Tom Christofferson Em Sua Entrevista Para o Podcast Histórias Mórmon

8 de janeiro de 2018

 

Podcast de Histórias Mórmons de Tom Christofferson

Tom Christofferson, amigo e ex-membro do conselho de afirmação, sentou-se com John Dehlin de Histórias Mórmon para discutir seu livro “Que podemos ser um: uma perspectiva de um Mórmon gay sobre a fé e a família (para que possamos ser um: uma perspectiva do Mórmon sobre fé e família homossexual)” No decorrer desta entrevista de três horas, Tom explora sua experiência, fé e perspectiva de ser LGBT e Mórmon.

Na primeira parte da entrevista, Tom fala sobre sua educação, sua família e sua participação na Igreja. Ele compartilha como ele esperava que sua orientação sexual mudasse enquanto estava numa missão e sua decepção quando isso não aconteceu.

“Quando eu estava na minha missão, todas as minhas orações eram uma:” OK, eu farei o melhor que puder e então, se eu realmente sou um bom missionário, você vai tirar isso de mim “.

Tom compartilha seus pensamentos sobre as comparações injustas que geralmente são feitas entre os membros gays e lésbicas da Igreja e outros membros da Igreja que são solteiros. Tom discute as dificuldades de sua tentativa de estar em um casamento de orientação mista.

“A decisão de acabar com o casamento foi por causa da certeza de ter ido o mais longe possível ao longo do caminho que eu percorri como resultado. Naquele momento, senti como se tivesse feito tudo o que podia para ser gay e Mórmon, com a parte gay sussurrada. Agora eu precisava saber se eu poderia ser feliz e gay ».

Tom compartilhou que uma vez que ele decidiu explorar ser gay, ele não goze que ele se encaixava na comunidade gay ou na comunidade Mórmon. Grande parte de sua compreensão sobre a comunidade gay foi estereotipada, e elementos científicos que esses estereótipos não eram verdadeiros. Ele também encontrou Afirmação.

“Eu descobri o logo da Afirmação depois de me assumir. Isso se tornado minha salvação. Havia pessoas que falavam gays e pessoas que falavam Mórmon e que podia aprender em um ambiente onde podia traduzir com outras pessoas que pudessem entender o que era a tradução. Isso foi muito útil para mim. “

Para terminar a primeira parte da entrevista, Tom fala sobre conhecer o homem que se tornaria seu companheiro de 19 anos, sua decisão de pedir para ser excomungado e como ele se apoderar durante esse processo.

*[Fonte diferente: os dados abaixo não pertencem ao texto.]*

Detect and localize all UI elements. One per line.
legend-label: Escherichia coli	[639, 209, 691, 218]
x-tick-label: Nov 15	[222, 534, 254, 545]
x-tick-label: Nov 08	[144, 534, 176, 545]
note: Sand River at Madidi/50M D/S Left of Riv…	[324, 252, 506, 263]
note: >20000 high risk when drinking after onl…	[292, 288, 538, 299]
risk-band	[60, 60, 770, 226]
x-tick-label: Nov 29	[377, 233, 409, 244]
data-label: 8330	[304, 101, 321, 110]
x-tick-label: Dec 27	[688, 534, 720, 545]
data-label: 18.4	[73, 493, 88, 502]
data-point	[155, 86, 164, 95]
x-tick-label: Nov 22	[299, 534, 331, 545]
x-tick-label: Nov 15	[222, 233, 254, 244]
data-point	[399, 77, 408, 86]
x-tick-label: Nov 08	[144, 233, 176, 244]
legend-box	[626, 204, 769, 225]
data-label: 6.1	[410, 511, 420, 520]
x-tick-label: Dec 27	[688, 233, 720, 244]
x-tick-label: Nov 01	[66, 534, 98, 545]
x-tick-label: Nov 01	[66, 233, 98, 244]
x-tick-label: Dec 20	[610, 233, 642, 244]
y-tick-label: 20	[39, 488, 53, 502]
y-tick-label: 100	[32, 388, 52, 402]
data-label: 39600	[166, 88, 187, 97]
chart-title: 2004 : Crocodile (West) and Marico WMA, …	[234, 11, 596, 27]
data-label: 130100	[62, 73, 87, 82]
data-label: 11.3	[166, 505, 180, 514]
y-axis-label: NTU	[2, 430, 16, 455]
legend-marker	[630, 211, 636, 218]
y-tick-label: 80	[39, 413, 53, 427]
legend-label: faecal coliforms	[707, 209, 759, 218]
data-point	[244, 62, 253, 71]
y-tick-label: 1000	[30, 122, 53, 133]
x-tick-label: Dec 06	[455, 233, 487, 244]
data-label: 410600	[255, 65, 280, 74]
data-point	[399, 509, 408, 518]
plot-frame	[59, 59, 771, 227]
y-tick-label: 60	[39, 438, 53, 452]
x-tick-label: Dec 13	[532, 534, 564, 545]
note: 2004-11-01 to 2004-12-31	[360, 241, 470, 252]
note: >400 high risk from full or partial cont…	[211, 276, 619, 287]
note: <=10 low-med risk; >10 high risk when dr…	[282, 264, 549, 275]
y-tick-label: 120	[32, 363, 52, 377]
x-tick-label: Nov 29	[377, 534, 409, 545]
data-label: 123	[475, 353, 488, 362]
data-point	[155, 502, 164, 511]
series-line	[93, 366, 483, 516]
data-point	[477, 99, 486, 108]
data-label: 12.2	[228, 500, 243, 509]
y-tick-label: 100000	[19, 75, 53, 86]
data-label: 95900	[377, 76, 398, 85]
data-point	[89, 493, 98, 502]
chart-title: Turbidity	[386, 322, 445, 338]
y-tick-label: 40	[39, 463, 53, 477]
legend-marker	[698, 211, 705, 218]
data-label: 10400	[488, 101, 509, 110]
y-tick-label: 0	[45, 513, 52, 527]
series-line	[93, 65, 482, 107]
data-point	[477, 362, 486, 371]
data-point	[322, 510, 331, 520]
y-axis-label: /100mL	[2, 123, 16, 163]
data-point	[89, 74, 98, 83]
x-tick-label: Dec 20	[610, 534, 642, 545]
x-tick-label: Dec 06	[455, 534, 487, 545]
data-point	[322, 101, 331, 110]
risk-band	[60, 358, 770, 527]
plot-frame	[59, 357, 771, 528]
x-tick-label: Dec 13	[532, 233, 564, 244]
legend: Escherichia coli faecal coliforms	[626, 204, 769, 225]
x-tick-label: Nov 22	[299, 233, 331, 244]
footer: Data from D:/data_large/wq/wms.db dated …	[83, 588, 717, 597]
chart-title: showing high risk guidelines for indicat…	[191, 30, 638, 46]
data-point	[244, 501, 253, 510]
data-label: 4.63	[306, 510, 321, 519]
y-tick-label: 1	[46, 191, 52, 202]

“Ele era um mórmon muito miserável que fingiu não ser gay. Ele era uma pessoa gay muito feliz que não era um Mórmon. Agora eu sinto que sou uma pessoa gay, feliz, isso é Mórmon ».

Na segunda parte da entrevista, Tom analisa o processo gradual de seu retorno à Igreja, os líderes da Igreja local que acomodam com os braços abertos e como seu retorno impactou seu relacionamento com seu parceiro.

“Falamos sobre os requisitos para entrar no templo, mas acho que existem apenas dois requisitos para entrar na capela. Um deles é que você deseja conhecer Cristo e se aproximar. Dois é que você está disposto a abrir uma porta. Isso é. Qualquer um deve se sentir bem-vindo, amado, se fizerem o esforço para entrar; o que eles criam ou onde quer que recuperada. Acredito que podemos fazer muito melhor ».

Tomha seu sentimento de obedecer a Lei da Castidade como membro da Igreja e viver uma vida celibatária como o homem gay.

“Eu não estou tentando ser o vendedor do celibato… Da minha experiência, é uma circunstância qualitativamente diferente se você sentir que está reduzindo ser celibatário do que se você sentir que está sendo imposto a você… Meu senso se isso se faz internamente curso direcionado, pode haver felicidade e satisfação. Se for um curso extrinsecamente dirigido, acho que vai ser extremamente doloroso e desafiador, e provavelmente não será bem sucedido “.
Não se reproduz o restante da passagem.